Two of Vick's champion dogs, Georgia and Lucas, have been ordered by the court to live permanently at Best Friends because of their violent pasts. They hardly seem violent now, wagging their tails, licking visitors and rolling over for belly rubs.

But there are unmistakable vestiges of the lives they used to lead.

Lucas, a one-time grand champion, has scars on his face and sides from fights.

Georgia has no teeth and the sagging belly of a dog that has been bred many times. It appears her teeth were surgically removed by a veterinarian, who likely didn't care that he was doing it to make Georgia less threatening to studs who were brought in to forcibly breed with her while she was tied to what's known as a "rape stand."

Maybe the saddest part is that the dogs have always been bred to be extremely loyal to people — so eager to please that they'll fight to the death to make their master happy.

Denying the fighting gene in a pit bull would be like denying that the sun rises in the east. It is, quite simply, a fact of life.

How the breed's history is interpreted, however, is where the stories diverge and where the controversy about pedigree picks up.

One widely accepted history is that the AKC, in the 1930s, began calling the American Pit Bull Terrier the American Staffordshire Terrier as a way of ridding the breed of the stigma of the word "Pit."

The United Kennel Club, meanwhile, has always accepted American Pit Bull Terriers on its registry. Since the split, subtle differences in breeding have been implemented.
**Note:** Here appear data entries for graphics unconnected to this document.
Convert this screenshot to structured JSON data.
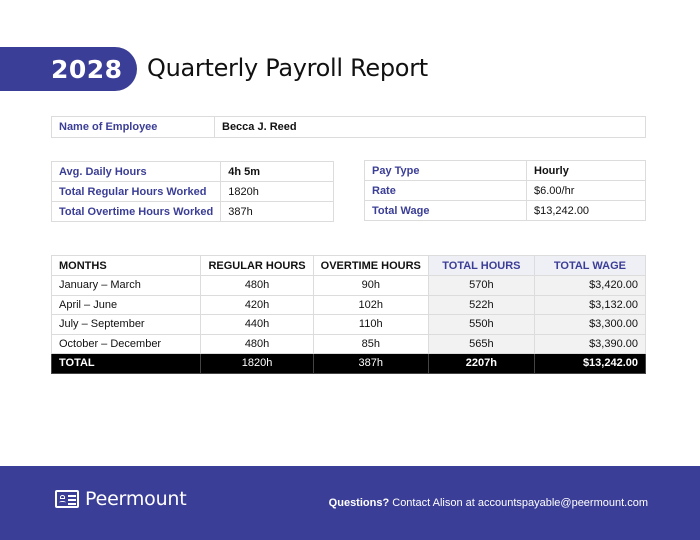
{
  "header": {
    "year": "2028",
    "title": "Quarterly Payroll Report"
  },
  "employee": {
    "label": "Name of Employee",
    "value": "Becca J. Reed"
  },
  "hours_summary": [
    {
      "label": "Avg. Daily Hours",
      "value": "4h 5m"
    },
    {
      "label": "Total Regular Hours Worked",
      "value": "1820h"
    },
    {
      "label": "Total Overtime Hours Worked",
      "value": "387h"
    }
  ],
  "pay_summary": [
    {
      "label": "Pay Type",
      "value": "Hourly"
    },
    {
      "label": "Rate",
      "value": "$6.00/hr"
    },
    {
      "label": "Total Wage",
      "value": "$13,242.00"
    }
  ],
  "months_table": {
    "headers": [
      "MONTHS",
      "REGULAR HOURS",
      "OVERTIME HOURS",
      "TOTAL HOURS",
      "TOTAL WAGE"
    ],
    "rows": [
      {
        "month": "January – March",
        "regular": "480h",
        "overtime": "90h",
        "total_hours": "570h",
        "total_wage": "$3,420.00"
      },
      {
        "month": "April – June",
        "regular": "420h",
        "overtime": "102h",
        "total_hours": "522h",
        "total_wage": "$3,132.00"
      },
      {
        "month": "July – September",
        "regular": "440h",
        "overtime": "110h",
        "total_hours": "550h",
        "total_wage": "$3,300.00"
      },
      {
        "month": "October – December",
        "regular": "480h",
        "overtime": "85h",
        "total_hours": "565h",
        "total_wage": "$3,390.00"
      }
    ],
    "total": {
      "month": "TOTAL",
      "regular": "1820h",
      "overtime": "387h",
      "total_hours": "2207h",
      "total_wage": "$13,242.00"
    }
  },
  "footer": {
    "brand": "Peermount",
    "logo_icon": "id-card-icon",
    "contact_lead": "Questions?",
    "contact_text": " Contact Alison at accountspayable@peermount.com"
  },
  "colors": {
    "accent": "#3b3e96",
    "total_row": "#000000",
    "shaded_cell": "#f2f2f2"
  }
}
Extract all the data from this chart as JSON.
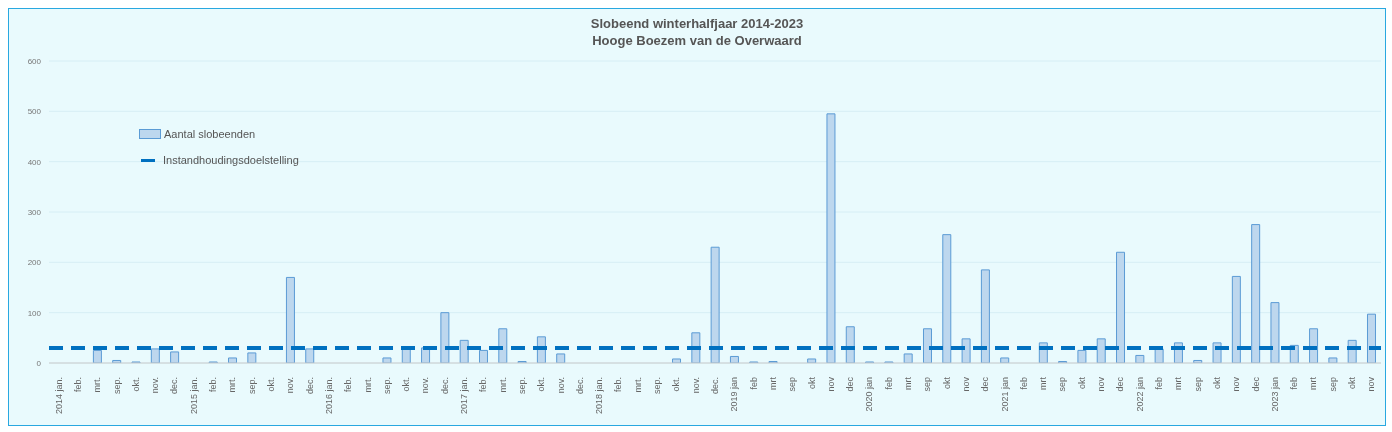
{
  "chart_data": {
    "type": "bar",
    "title": "Slobeend winterhalfjaar 2014-2023",
    "subtitle": "Hooge Boezem van de Overwaard",
    "categories": [
      "2014 jan.",
      "feb.",
      "mrt.",
      "sep.",
      "okt.",
      "nov.",
      "dec.",
      "2015 jan.",
      "feb.",
      "mrt.",
      "sep.",
      "okt.",
      "nov.",
      "dec.",
      "2016 jan.",
      "feb.",
      "mrt.",
      "sep.",
      "okt.",
      "nov.",
      "dec.",
      "2017 jan.",
      "feb.",
      "mrt.",
      "sep.",
      "okt.",
      "nov.",
      "dec.",
      "2018 jan.",
      "feb.",
      "mrt.",
      "sep.",
      "okt.",
      "nov.",
      "dec.",
      "2019 jan",
      "feb",
      "mrt",
      "sep",
      "okt",
      "nov",
      "dec",
      "2020 jan",
      "feb",
      "mrt",
      "sep",
      "okt",
      "nov",
      "dec",
      "2021 jan",
      "feb",
      "mrt",
      "sep",
      "okt",
      "nov",
      "dec",
      "2022 jan",
      "feb",
      "mrt",
      "sep",
      "okt",
      "nov",
      "dec",
      "2023 jan",
      "feb",
      "mrt",
      "sep",
      "okt",
      "nov"
    ],
    "series": [
      {
        "name": "Aantal slobeenden",
        "color": "#bdd7ee",
        "values": [
          0,
          0,
          25,
          5,
          2,
          28,
          22,
          0,
          2,
          10,
          20,
          0,
          170,
          28,
          0,
          0,
          0,
          10,
          28,
          30,
          100,
          45,
          25,
          68,
          3,
          52,
          18,
          0,
          0,
          0,
          0,
          0,
          8,
          60,
          230,
          13,
          2,
          3,
          0,
          8,
          495,
          72,
          2,
          2,
          18,
          68,
          255,
          48,
          185,
          10,
          0,
          40,
          3,
          25,
          48,
          220,
          15,
          28,
          40,
          5,
          40,
          172,
          275,
          120,
          35,
          68,
          10,
          45,
          97
        ]
      }
    ],
    "ref_lines": [
      {
        "axis": "y",
        "value": 30,
        "label": "Instandhoudingsdoelstelling",
        "color": "#0070c0",
        "line_style": "dashed"
      }
    ],
    "ylim": [
      0,
      600
    ],
    "yticks": [
      0,
      100,
      200,
      300,
      400,
      500,
      600
    ],
    "grid": "y",
    "legend": "top left"
  }
}
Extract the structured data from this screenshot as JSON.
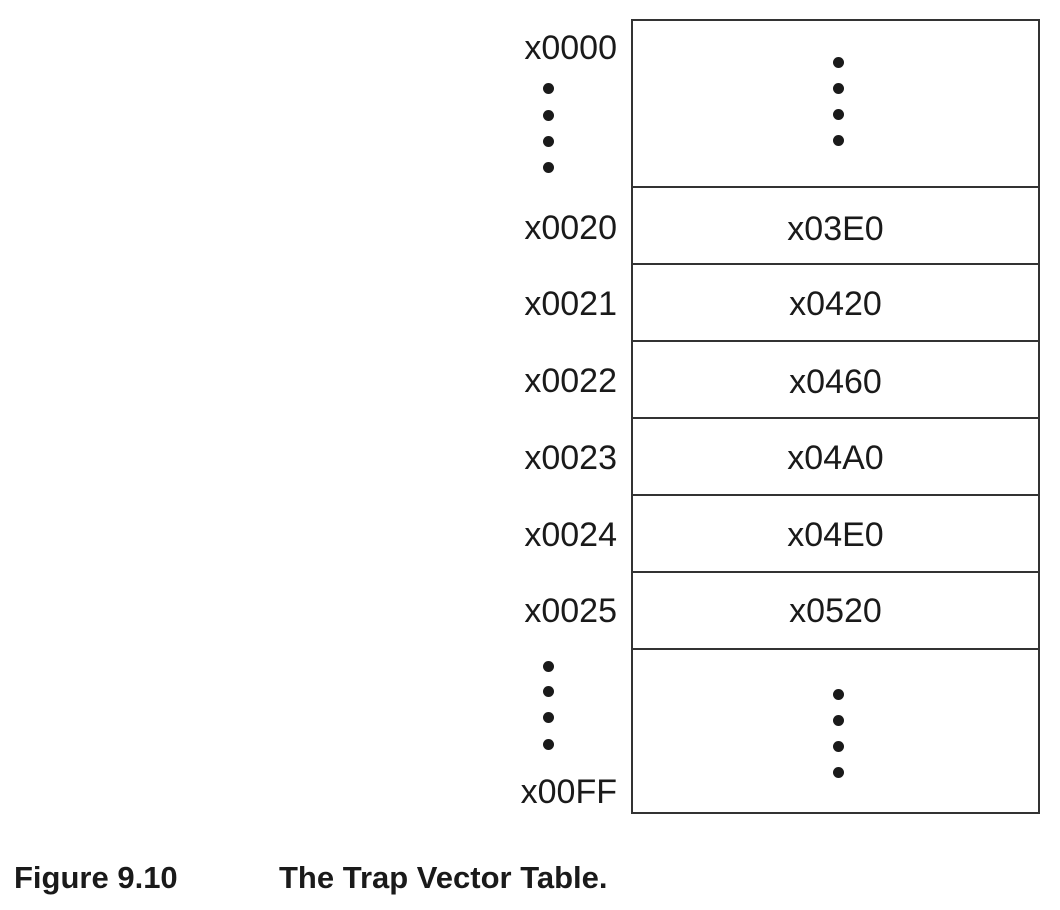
{
  "figure": {
    "number": "Figure 9.10",
    "title": "The Trap Vector Table."
  },
  "table": {
    "start_address": "x0000",
    "end_address": "x00FF",
    "rows": [
      {
        "address": "x0020",
        "value": "x03E0"
      },
      {
        "address": "x0021",
        "value": "x0420"
      },
      {
        "address": "x0022",
        "value": "x0460"
      },
      {
        "address": "x0023",
        "value": "x04A0"
      },
      {
        "address": "x0024",
        "value": "x04E0"
      },
      {
        "address": "x0025",
        "value": "x0520"
      }
    ]
  }
}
"I can recognize it, but not 100 percent of the time," Racer said. "Basically, the whole thing was done to get away from the negative connotation of pit bulls as a fighting breed."

Peterson at the AKC calls it mainly a difference in semantics. She says she knows of no American Pit Bull Terrier group that has asked for the breed to be registered with the AKC, so that hasn't been an issue.

She notes that the Westminster Best of Show in 2006 was a colored bull terrier named Rufus — much smaller than an American Pit Bull Terrier, but the kind of dog that could conceivably be targeted in breed specific legislation that is the bane of the AKC and almost all pit bull enthusiasts.

Dozens of cities and counties have banned pit bulls by law. Insurance companies refuse to cover homeowners with certain kind of dogs. Frank McMillan, a vet at Best Friends, is doing a genetic study on the Vick dogs to determine what, exactly, makes up a pit bull. The "genericizing," as Racer calls it, of all dangerous dogs into one catchall term — "pit bull" — is troubling to many enthusiasts.

McMillan also is tracking what works and what doesn't in the rehabilitation process.

The idea: To be able to present to other rescue operations some training methods that have been scientifically proven as successful.

McMillan hopes some success stories will help the next group fighting breed legislation or trying to dissuade a judge from putting a group of pit bulls to death.

"We want a judge to be able to look at this project and say, `This is encouraging,'" McMillan said. "All they have now is the occasional friend-of-the-court brief. Anecdotes are good. But it's not science."

Neither, of course, is the Westminster Kennel Club Show.

It is, in many ways, a beauty contest, one the American Pit Bull Terrier will not be part of when it starts Monday.

Is that such a bad thing?

"Nobody agrees on these things," Racer said. "But if one of those American Staffordshires bites someone, nobody's going to know the difference at the shelter where it gets sent. So what I would say is, pit bulls are competing at Westminster. They're just calling it something different."